Wie die Orchesterlandschaft beeindruckt auch der deutsche Bildungssektor mit seinen Zahlen: An 28 Standorten in Deutschland gibt es staatliche Musikhochschulen, darüber hinaus 51 weitere berufsbildende Institute (z. B. Konservatorien und kirchenmusikalische Einrichtungen) und fast 40 weitere Studiengänge im musikpädagogischen Bereich. Fast unüberschaubar ist die Fülle an Musikschulen. Ihr Ausbildungsspektrum reicht vom Anfängerunterricht bis zur Studienvorbereitung, von der musikalischen Früherziehung bis zum Unterricht für Senioren. Viele der jungen Musikschülerinnen und -schüler nehmen an den deutschlandweiten Wettbewerben Jugend musiziert teil, die auf Landes- und Bundesebene ein sehr hohes Niveau aufweisen. 931 Musikschulen in öffentlicher Trägerschaft zählte das Deutsche Musikinformationszentrum im Jahr 2020, dazu kommen mindestens 600 private Musikschulen: ein riesiges Reservoir an Musik 11 .
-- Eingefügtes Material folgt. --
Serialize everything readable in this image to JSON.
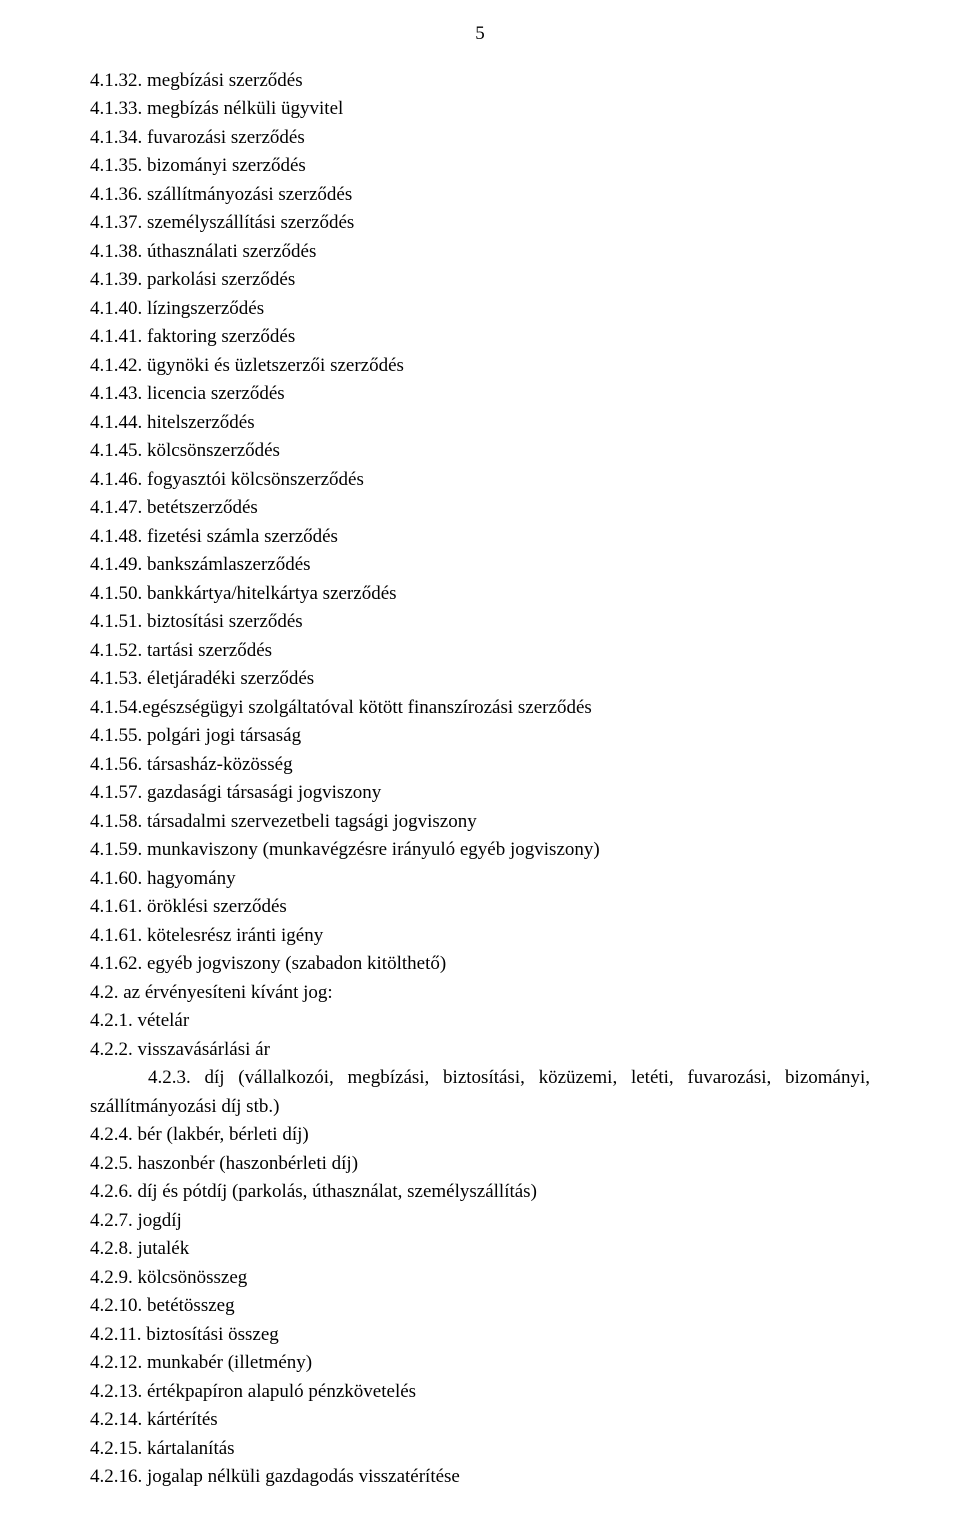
{
  "page_number": "5",
  "lines": [
    {
      "indent": 1,
      "text": "4.1.32. megbízási szerződés"
    },
    {
      "indent": 1,
      "text": "4.1.33. megbízás nélküli ügyvitel"
    },
    {
      "indent": 1,
      "text": "4.1.34. fuvarozási szerződés"
    },
    {
      "indent": 1,
      "text": "4.1.35. bizományi szerződés"
    },
    {
      "indent": 1,
      "text": "4.1.36. szállítmányozási szerződés"
    },
    {
      "indent": 1,
      "text": "4.1.37. személyszállítási szerződés"
    },
    {
      "indent": 1,
      "text": "4.1.38. úthasználati szerződés"
    },
    {
      "indent": 1,
      "text": "4.1.39. parkolási szerződés"
    },
    {
      "indent": 1,
      "text": "4.1.40. lízingszerződés"
    },
    {
      "indent": 1,
      "text": "4.1.41. faktoring szerződés"
    },
    {
      "indent": 1,
      "text": "4.1.42. ügynöki és üzletszerzői szerződés"
    },
    {
      "indent": 1,
      "text": "4.1.43. licencia szerződés"
    },
    {
      "indent": 1,
      "text": "4.1.44. hitelszerződés"
    },
    {
      "indent": 1,
      "text": "4.1.45. kölcsönszerződés"
    },
    {
      "indent": 1,
      "text": "4.1.46. fogyasztói kölcsönszerződés"
    },
    {
      "indent": 1,
      "text": "4.1.47. betétszerződés"
    },
    {
      "indent": 1,
      "text": "4.1.48. fizetési számla szerződés"
    },
    {
      "indent": 1,
      "text": "4.1.49. bankszámlaszerződés"
    },
    {
      "indent": 1,
      "text": "4.1.50. bankkártya/hitelkártya szerződés"
    },
    {
      "indent": 1,
      "text": "4.1.51. biztosítási szerződés"
    },
    {
      "indent": 1,
      "text": "4.1.52. tartási szerződés"
    },
    {
      "indent": 1,
      "text": "4.1.53. életjáradéki szerződés"
    },
    {
      "indent": 1,
      "text": "4.1.54.egészségügyi szolgáltatóval kötött finanszírozási szerződés"
    },
    {
      "indent": 1,
      "text": "4.1.55. polgári jogi társaság"
    },
    {
      "indent": 1,
      "text": "4.1.56. társasház-közösség"
    },
    {
      "indent": 1,
      "text": "4.1.57. gazdasági társasági jogviszony"
    },
    {
      "indent": 1,
      "text": "4.1.58. társadalmi szervezetbeli tagsági jogviszony"
    },
    {
      "indent": 1,
      "text": "4.1.59. munkaviszony (munkavégzésre irányuló egyéb jogviszony)"
    },
    {
      "indent": 1,
      "text": "4.1.60. hagyomány"
    },
    {
      "indent": 1,
      "text": "4.1.61. öröklési szerződés"
    },
    {
      "indent": 1,
      "text": "4.1.61. kötelesrész iránti igény"
    },
    {
      "indent": 1,
      "text": "4.1.62. egyéb jogviszony (szabadon kitölthető)"
    },
    {
      "indent": 0,
      "text": "4.2. az érvényesíteni kívánt jog:"
    },
    {
      "indent": 1,
      "text": "4.2.1. vételár"
    },
    {
      "indent": 1,
      "text": "4.2.2. visszavásárlási ár"
    },
    {
      "indent": "justified",
      "text": "4.2.3. díj (vállalkozói, megbízási, biztosítási, közüzemi, letéti, fuvarozási, bizományi, szállítmányozási díj stb.)"
    },
    {
      "indent": 1,
      "text": "4.2.4. bér (lakbér, bérleti díj)"
    },
    {
      "indent": 1,
      "text": "4.2.5. haszonbér (haszonbérleti díj)"
    },
    {
      "indent": 1,
      "text": "4.2.6. díj és pótdíj (parkolás, úthasználat, személyszállítás)"
    },
    {
      "indent": 1,
      "text": "4.2.7. jogdíj"
    },
    {
      "indent": 1,
      "text": "4.2.8. jutalék"
    },
    {
      "indent": 1,
      "text": "4.2.9. kölcsönösszeg"
    },
    {
      "indent": 1,
      "text": "4.2.10. betétösszeg"
    },
    {
      "indent": 1,
      "text": "4.2.11. biztosítási összeg"
    },
    {
      "indent": 1,
      "text": "4.2.12. munkabér (illetmény)"
    },
    {
      "indent": 1,
      "text": "4.2.13. értékpapíron alapuló pénzkövetelés"
    },
    {
      "indent": 1,
      "text": "4.2.14. kártérítés"
    },
    {
      "indent": 1,
      "text": "4.2.15. kártalanítás"
    },
    {
      "indent": 1,
      "text": "4.2.16. jogalap nélküli gazdagodás visszatérítése"
    }
  ]
}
Möglichkeiten für Demenzkonzerte von Bildungseinrichtungen 
Alle musikalischen Bildungseinrichtungen organisieren regelmäßig Konzerte mit ihren Studierenden, Schülerinnen und Schülern – aber auch mit den Dozierenden und gelegentlich sogar mit Gastmusikerinnen und -musikern. Die Aktivitäten reichen vom Klassenkonzert über Ensembleprojekte bis hin zu Aufführungen von Orchestern und Bigbands; die stilistische Spannbreite reicht gerade in den Musikschulen oft über den klassischen Bereich hinaus bis zum Pop und Jazz (der auch an einigen Musikhochschulen als Studienfach angeboten wird). Damit bestehen vielfältige Möglichkeiten, Konzerte für Menschen mit Demenz anzubieten: sei es ein speziell für die Zielgruppe organisiertes Event, die Voraufführung oder Wiederholung eines bereits geplanten Konzertes – oder die Öffnung von Musikveranstaltungen im Sinne der Inklusion.
Publikum und Chancen für Musikerinnen und Musiker 
Kooperationen zwischen Musik(hoch)schulen und sozialen Einrichtungen verlangen – in noch höherem Maße als bei den Profi-Ensembles – einen offenen Dialog. Reguläre Konzerte mit den Nachwuchsmusikerinnen und -musikern müssen eine pädagogische Agenda verfolgen – was gelegentlich zu Programmen mit Überlänge und ohne thematischen »roten Faden« führen kann. Bei Veranstaltungen in Musikschulen findet sich oft ein buntes, familiäres Publikum in sehr lockerer Atmosphäre zusammen, was Menschen mit Demenz bei einem inklusiven Event überfordern könnte. Daher muss der Rahmen eines solchen Konzerts bewusst gesetzt und gestaltet werden, um die Bedürfnisse der Zielgruppe zu berücksichtigen. Unter dieser Voraussetzung werden auch die Studierenden und Musikschülerinnen und -schüler von der Erfahrung profitieren, indem sie …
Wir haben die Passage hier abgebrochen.